On clinical evaluation, PCD patients may present with symptoms and signs of chronic sinusitis, including nasal congestion, sinus pain and tenderness, mucopurulent nasal discharge, and anosmia. These patients often have a history of acute and chronic otitis media, with or without associated hearing loss and tympanic membrane inflammation, perforation, or scarring. PCD patients may have a chronic productive cough with associated bronchospasm, bronchiectasis, and a history of recurrent pneumonia, with associated wheezing, rales, or rhonchi. Physical examination may also reveal dextrocardia secondary to situs inversus. Because of the unusual constellation of clinical features crossing various organ systems, the diagnosis is often delayed even though the first signs may present in infancy. The differential diagnosis includes neonatal respiratory distress, asthma and allergic rhinitis or sinusitis, cystic fibrosis, or primary immunodeficiencies. A diagnosis of PCD can be confirmed by electron microscopy, genetics testing, immunofluorescent analysis, nasal NO measurement, and high-speed videomicroscopy.

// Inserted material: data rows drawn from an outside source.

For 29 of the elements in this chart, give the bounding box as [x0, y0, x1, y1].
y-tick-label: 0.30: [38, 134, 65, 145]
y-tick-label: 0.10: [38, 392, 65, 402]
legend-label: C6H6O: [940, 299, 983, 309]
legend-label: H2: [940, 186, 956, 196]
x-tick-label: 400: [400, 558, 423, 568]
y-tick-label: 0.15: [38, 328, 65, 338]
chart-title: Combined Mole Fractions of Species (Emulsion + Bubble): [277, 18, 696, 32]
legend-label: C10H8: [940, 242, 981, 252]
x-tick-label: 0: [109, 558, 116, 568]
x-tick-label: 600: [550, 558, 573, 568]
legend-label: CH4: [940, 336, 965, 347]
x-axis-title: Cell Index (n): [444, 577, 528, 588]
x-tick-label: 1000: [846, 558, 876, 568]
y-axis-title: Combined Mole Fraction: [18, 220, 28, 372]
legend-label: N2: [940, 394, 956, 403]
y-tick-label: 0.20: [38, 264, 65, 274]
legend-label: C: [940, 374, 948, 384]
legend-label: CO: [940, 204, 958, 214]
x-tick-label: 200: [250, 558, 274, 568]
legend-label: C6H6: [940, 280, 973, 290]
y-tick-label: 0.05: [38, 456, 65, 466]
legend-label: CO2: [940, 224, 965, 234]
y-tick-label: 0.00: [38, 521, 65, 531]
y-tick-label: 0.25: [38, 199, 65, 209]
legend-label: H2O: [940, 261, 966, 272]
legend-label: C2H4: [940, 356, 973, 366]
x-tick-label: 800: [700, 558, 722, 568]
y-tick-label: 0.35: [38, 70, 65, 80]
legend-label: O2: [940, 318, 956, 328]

PCD is a genetically heterogeneous disorder. It is most commonly autosomal recessive, but other inheritance patterns have been identified. In more than 80% of PCD patients, the primary ciliary defect is in the outer dynein arm, the inner dynein arm, or both. When the outer dynein arm is defective, most but not all cilia are immotile, even if the inner arm is functional. When the inner dynein arm is defective, the cilia beat with an abnormal pattern and reduced amplitude of stroke. Some PCD patients have an abnormality of the central radial spoke complex connecting the 2 central singlet microtubules to the surrounding 9 doublet microtubules. Such cilia have a stiff repetitive beating motion but without sufficient bending to propel the overlying mucus layer. The genetic mutations responsible for PCD have not been completely identified. The DNAI1 , DNAI2 , and DNAH5 genes, for example, are all associated with outer dynein arm defects and have been implicated in the clinical manifestations of PCD, but many outer dynein arm defects have been described in the absence of identified mutations of these genes.
Acquired
Whereas intrinsic factors can alter cilia function with catastrophic sequelae, extrinsic factors such as pollutants and microbial invaders can directly and indirectly, through induction of inflammatory mediators, affect normal cilia function. This is evident in patients with chronic rhinosinusitis (CRS) who experience relentless cycles of infection and inflammation, with clear clinical sequelae of mucociliary dysfunction ( Fig. 1 ).